In hell, I want to scream. Life has been hell and I can't do anything about it. Only one person can change my point of view but he's not here.

I kick my nightstand, making it screech against the floorboard. "Why aren't you here?!" I scream. I breathe heavily and pull at my hair. I was going crazy.

My mom rushes in through the bathroom door connected to my room. She looks at me in worry and sadness. She wraps her arms around me and whispers soothing words in my ear.

"It'll get better, baby."

"He'll come back."

"Just give him time."

"You'll get your memory back."

Her words are meaningless but I let her try her best. I stand there with her arms wrapped around me, trying to comfort the both of us.

Franco, where are you?

♠♠♠

"How was the search going?" Dr. Carpenter, my therapist, asks.

I shrug. "Nothing new, as usual."

She nods and taps her pen against her notepad. "Have you changed your mind about finding him?"

"No," I reply immediately. She's been trying to convince me to give up on my search for Franco but I always turned her down.

It annoyed the both of us, but I was stubborn and I wouldn't give up on my boyfriend that easily.

"Do you remember anything?" she asks. "Even the smallest detail?"

"No," I answer. "Everything's still black when I try to remember."

"Tell me about your day then."

"I met someone last night," I say, my voice had slight cheer in it. "He drove me home...he was nice."

She sits up straight, obviously interested in this. "Really? Who is he?"

"He's just a friend," I assure her. "His name's Logan."

"Did he remind you of Franco?"

I shake my head no.

She doesn't question me further. She and I both knew I wouldn't break easily.

One step at a time.

♠♠♠

The dream starts the same.

I was in a car, the wind blowing into my face and hair. The car was thick with tension. I don't remember why. I don't remember who was driving.

The last thing I remember was a loud crash and a sharp pain in my head. I was screaming in pain before it all went black.
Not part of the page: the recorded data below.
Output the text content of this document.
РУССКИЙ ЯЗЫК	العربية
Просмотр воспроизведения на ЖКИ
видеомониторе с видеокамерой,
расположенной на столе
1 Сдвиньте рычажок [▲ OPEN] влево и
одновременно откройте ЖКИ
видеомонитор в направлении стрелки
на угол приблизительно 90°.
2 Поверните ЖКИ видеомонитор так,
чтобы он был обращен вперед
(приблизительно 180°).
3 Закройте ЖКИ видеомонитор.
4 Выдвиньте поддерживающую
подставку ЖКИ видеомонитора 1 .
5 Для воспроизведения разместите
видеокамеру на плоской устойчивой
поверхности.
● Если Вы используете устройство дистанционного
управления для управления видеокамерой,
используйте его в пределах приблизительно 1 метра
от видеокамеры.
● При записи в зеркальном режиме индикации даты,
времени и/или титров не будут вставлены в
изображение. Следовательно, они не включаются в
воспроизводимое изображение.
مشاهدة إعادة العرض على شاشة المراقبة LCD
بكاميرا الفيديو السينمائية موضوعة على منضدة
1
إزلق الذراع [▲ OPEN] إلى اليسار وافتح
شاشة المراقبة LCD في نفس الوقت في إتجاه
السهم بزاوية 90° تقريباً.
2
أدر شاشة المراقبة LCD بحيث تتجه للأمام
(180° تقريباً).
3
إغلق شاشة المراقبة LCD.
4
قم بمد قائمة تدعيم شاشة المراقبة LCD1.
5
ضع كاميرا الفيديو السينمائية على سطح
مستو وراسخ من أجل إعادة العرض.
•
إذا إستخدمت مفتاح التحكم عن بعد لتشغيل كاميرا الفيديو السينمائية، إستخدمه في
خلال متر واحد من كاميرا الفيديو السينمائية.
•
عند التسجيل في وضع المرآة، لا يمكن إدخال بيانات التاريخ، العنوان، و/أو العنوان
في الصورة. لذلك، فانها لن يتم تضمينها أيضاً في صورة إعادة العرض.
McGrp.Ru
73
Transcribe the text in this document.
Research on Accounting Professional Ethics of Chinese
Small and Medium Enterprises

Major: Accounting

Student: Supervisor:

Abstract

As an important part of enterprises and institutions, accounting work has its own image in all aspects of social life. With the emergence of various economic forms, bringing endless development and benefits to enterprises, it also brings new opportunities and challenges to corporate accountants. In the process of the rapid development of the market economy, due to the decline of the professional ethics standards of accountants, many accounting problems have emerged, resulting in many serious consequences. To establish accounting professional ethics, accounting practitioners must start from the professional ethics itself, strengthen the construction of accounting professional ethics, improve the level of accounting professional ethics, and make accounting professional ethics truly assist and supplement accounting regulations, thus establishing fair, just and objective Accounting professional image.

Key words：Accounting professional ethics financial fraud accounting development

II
I remember being in the hospital. Someone was murmuring to me. This part was new.

There was wet water dripping on my face and hand. Was I crying? I don't remember. Something—or someone—grips my hand tightly. I feel a kiss on my hand, lips and forehead before feeling emptiness.

My eyes snap open. I groggily rub my eyes, yawning and stretching. I glance at the clock to see it was only four a.m.

I sigh out loud and stare up to the black ceiling. I grab my phone beside me and text the same number I always text but never got a reply from.

I type, I miss you. I wish you were here. Where are you? I'm sorry.

I'm always apologizing. I didn't know for what, just that I am. Losing my memory? That wasn't my fault.

The message delivered, as always. I fell asleep hoping I'd wake up to a text I knew would never come.